Researchers screened participants for previous heart attacks, strokes and cancer. Of the 20,489 given a "healthy" designation, 16,186 were men and 4,303 were women, with an average age of 51. When Medicare costs and other insurance payments were compared, the average age was about 72, Bachmann said. The study participants were drawn from the Cooper Center Longitudinal Study, a repository of health-related data from close to 100,000 patients collected over the past four decades.

Many of the study participants were business executives who went to the center for physicals and represent "an unusually healthy cohort," reducing the effect of confounding factors, Bachmann said.

The analysis controlled for health risks, such as smoking, diabetes, high blood pressure, cholesterol levels and body-mass index (BMI). Body-mass index, used to measure the impact of obesity, is based on a combination of height and weight in adults.

Even in the presence of risk factors, better fitness in middle age predicted lower medical costs later.

The least-fit group at the study's onset had higher risk factors across the board. For example, 31 percent of the most out-of-shape men smoked, compared with 9 percent of the most-fit men. About 5 percent of the least fit men had diabetes, vs. less than 2 percent of men in the best condition. A similar pattern existed for women in the study.

Average annual claims for medical costs for the least-fit men, at $5,134, were about 36 percent higher than the average of $3,277 a year for the most-fit men. The average medical claims of $4,565 for the least-fit women were about 40 percent higher than the $2,755 average for the most fit.

Another expert called the study "quite compelling" and connected the results of the treadmill tests to regular exercise, promoting it as a path toward fitness.

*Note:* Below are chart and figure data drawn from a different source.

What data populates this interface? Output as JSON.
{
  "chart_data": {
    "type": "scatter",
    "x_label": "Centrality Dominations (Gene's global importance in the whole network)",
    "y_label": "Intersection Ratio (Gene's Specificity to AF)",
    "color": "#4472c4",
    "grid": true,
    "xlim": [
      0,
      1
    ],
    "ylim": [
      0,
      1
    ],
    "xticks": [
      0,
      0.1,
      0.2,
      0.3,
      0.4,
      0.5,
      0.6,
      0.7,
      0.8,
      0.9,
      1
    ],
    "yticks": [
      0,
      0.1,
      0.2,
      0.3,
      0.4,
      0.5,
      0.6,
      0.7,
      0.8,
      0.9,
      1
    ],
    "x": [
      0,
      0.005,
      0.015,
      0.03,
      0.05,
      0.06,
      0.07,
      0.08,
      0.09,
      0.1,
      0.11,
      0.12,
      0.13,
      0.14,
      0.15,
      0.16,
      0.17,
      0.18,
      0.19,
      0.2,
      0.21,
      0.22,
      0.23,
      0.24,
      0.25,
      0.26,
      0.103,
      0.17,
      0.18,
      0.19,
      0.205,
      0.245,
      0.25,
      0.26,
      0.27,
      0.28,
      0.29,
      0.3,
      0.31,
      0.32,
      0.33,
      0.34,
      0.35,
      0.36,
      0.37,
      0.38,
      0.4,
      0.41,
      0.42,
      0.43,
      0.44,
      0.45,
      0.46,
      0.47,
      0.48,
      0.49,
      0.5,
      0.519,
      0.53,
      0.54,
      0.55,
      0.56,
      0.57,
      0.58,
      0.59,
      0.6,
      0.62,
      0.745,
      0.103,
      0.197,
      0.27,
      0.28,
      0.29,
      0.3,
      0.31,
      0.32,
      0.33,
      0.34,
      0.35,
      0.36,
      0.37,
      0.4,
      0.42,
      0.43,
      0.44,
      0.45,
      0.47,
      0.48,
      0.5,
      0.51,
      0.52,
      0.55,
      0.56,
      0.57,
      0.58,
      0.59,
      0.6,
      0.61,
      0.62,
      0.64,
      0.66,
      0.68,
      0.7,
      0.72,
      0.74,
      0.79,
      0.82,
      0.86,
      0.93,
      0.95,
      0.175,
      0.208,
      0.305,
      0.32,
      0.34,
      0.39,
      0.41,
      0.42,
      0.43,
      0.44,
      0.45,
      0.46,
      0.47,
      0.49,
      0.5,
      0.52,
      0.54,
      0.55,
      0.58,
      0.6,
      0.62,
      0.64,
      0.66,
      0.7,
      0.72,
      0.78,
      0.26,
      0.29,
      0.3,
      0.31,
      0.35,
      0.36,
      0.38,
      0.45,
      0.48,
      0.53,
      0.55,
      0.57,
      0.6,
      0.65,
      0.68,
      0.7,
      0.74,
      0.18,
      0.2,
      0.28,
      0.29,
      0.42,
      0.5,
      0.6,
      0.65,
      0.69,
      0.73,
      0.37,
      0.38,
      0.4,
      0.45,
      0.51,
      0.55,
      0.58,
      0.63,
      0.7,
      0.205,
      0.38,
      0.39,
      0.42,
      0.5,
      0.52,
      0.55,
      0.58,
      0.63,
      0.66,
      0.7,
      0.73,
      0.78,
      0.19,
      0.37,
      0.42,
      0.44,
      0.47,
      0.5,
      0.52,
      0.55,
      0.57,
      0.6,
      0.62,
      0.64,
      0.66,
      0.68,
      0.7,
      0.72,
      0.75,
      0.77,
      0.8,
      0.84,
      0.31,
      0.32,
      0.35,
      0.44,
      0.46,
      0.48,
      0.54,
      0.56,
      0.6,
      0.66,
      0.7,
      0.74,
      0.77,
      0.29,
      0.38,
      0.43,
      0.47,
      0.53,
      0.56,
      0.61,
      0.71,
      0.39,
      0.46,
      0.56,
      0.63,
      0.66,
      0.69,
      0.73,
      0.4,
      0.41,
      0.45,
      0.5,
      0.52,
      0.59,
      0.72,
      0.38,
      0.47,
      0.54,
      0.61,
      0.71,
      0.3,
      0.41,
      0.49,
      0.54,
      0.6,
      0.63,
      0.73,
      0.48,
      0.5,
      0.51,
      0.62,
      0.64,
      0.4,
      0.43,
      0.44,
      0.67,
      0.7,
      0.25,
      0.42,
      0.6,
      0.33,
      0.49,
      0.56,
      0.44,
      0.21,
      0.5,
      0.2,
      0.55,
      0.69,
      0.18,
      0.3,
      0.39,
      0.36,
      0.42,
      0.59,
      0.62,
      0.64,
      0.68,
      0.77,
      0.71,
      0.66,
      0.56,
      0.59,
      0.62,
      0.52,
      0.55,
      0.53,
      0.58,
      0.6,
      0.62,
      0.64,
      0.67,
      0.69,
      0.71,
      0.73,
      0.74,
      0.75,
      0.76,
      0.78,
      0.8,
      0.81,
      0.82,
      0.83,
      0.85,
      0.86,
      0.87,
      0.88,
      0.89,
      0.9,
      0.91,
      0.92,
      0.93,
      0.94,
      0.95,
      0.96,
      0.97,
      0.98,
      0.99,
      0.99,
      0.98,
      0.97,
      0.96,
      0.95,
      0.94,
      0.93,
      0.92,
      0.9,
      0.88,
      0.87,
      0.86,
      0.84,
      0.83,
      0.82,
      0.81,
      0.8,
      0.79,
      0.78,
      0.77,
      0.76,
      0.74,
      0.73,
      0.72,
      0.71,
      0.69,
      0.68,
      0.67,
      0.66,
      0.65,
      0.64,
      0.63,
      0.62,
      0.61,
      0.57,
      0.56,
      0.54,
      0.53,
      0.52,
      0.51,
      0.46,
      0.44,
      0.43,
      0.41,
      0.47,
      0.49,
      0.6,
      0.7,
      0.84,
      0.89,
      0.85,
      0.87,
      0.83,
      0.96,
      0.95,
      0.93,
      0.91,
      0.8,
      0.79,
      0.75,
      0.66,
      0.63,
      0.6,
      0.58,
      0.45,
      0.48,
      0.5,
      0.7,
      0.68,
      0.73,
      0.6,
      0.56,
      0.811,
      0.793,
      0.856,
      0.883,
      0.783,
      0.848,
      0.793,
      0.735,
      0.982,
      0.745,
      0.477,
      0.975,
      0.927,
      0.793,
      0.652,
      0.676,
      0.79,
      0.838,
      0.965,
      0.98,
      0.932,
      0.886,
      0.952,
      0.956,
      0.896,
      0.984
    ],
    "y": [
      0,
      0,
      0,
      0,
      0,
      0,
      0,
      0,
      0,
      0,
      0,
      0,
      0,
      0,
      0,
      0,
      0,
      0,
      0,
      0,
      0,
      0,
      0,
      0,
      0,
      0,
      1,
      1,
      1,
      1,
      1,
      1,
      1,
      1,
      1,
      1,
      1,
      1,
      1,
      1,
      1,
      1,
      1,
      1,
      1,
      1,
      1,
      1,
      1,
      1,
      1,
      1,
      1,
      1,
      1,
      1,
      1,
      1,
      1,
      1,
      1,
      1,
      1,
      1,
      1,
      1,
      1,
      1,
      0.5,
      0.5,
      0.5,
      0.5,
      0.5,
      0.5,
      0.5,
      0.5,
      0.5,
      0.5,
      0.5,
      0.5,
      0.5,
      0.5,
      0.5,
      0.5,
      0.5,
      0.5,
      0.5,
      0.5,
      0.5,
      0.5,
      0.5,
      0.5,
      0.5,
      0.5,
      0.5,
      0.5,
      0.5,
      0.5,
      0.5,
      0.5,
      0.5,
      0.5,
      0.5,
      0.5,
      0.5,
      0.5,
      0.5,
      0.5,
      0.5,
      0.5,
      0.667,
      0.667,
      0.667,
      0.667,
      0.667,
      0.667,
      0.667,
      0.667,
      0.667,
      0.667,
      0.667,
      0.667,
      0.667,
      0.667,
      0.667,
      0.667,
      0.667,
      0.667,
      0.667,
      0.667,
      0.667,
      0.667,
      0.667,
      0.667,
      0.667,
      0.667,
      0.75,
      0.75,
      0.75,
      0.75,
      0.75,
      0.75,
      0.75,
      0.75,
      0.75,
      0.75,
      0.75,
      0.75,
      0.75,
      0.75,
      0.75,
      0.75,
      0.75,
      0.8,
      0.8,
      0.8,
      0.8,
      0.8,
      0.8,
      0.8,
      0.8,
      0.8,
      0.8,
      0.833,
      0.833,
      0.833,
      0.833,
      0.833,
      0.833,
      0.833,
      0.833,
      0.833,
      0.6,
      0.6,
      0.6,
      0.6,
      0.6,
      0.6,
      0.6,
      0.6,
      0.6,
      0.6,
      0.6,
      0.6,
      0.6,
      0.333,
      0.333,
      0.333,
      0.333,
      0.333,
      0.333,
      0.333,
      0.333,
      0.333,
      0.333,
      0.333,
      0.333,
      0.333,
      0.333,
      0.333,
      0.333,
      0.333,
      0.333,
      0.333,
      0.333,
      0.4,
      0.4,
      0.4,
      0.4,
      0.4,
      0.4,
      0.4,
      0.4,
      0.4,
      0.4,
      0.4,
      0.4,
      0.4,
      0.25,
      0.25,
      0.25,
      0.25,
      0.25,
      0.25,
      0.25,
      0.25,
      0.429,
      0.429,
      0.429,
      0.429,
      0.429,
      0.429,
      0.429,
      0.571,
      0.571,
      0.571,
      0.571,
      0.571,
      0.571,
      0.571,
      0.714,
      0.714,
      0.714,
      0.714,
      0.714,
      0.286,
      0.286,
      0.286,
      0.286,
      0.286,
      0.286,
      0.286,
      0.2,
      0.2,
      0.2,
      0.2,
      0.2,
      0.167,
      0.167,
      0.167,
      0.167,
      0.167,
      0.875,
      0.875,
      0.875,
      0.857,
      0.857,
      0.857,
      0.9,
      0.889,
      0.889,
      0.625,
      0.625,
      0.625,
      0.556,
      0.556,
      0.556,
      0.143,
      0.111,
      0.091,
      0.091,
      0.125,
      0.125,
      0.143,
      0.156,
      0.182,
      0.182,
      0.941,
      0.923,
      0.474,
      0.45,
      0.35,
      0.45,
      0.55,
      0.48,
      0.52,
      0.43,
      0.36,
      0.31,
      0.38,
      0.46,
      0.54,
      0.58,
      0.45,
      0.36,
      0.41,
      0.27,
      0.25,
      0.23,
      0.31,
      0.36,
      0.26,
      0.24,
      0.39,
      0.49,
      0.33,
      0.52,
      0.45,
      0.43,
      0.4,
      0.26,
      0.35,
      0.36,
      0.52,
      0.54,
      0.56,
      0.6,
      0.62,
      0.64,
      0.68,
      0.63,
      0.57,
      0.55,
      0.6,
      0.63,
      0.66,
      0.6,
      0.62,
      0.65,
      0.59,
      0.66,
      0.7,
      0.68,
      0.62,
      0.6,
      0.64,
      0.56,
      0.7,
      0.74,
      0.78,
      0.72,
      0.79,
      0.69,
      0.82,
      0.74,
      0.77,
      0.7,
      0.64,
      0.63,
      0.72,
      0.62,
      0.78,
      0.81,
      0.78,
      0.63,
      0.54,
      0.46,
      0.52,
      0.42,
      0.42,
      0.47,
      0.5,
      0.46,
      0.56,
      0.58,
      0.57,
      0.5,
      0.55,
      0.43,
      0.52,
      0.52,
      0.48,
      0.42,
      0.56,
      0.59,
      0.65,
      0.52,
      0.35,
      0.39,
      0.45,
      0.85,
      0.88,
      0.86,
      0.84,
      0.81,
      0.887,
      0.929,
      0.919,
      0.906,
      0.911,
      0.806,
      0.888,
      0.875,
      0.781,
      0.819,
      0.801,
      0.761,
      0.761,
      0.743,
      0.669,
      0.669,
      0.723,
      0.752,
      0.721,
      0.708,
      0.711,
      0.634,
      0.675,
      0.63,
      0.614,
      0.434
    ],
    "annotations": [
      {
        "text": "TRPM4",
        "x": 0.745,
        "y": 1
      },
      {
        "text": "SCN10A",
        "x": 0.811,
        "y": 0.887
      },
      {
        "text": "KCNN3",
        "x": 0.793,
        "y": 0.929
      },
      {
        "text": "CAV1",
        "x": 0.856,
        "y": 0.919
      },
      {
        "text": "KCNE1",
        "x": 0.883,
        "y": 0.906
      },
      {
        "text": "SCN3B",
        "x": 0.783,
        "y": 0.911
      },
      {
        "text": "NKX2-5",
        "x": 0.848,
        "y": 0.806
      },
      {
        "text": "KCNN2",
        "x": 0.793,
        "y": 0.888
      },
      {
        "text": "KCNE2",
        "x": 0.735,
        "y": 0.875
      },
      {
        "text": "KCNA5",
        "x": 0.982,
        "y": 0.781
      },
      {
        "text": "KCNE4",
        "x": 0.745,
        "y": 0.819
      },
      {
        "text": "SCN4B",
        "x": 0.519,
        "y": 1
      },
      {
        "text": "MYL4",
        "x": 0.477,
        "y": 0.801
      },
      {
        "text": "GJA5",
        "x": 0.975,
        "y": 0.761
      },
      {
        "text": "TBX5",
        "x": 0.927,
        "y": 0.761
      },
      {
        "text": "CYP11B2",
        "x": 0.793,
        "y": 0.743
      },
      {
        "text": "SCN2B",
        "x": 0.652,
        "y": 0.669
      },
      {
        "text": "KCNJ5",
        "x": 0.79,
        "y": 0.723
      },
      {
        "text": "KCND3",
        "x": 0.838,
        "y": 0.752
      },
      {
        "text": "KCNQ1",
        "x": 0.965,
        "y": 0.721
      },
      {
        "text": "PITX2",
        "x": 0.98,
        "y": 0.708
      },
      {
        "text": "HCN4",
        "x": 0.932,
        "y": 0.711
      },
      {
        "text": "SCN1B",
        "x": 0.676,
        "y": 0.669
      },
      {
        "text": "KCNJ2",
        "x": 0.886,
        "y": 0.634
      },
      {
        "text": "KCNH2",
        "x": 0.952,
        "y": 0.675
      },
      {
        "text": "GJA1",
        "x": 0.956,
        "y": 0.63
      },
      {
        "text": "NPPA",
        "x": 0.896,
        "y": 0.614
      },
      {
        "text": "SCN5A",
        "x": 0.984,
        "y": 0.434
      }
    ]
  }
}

"Exercise is the best medicine we have," said Dr. Suzanne Steinbaum, a preventive cardiologist at Lenox Hill Hospital in New York City. Noting that exercise has an impact on blood pressure, diabetes and even mood, she said "the positive effect of exercise on the body is powerful and it's empowering."

Exercise affects "so many chronic conditions leading to major health care costs," said Steinbaum, who also is the hospital's director of women and heart disease. "We should have financial support for people to go to gym facilities."

People who are more fit should "get some benefit" from insurers, Steinbaum said. Society should "give them the ability to become fit," and then "give people a reward when they demonstrate" fitness, she added.

Because the new study was presented at a medical meeting, the data and conclusions should be viewed as preliminary until published in a peer-reviewed journal.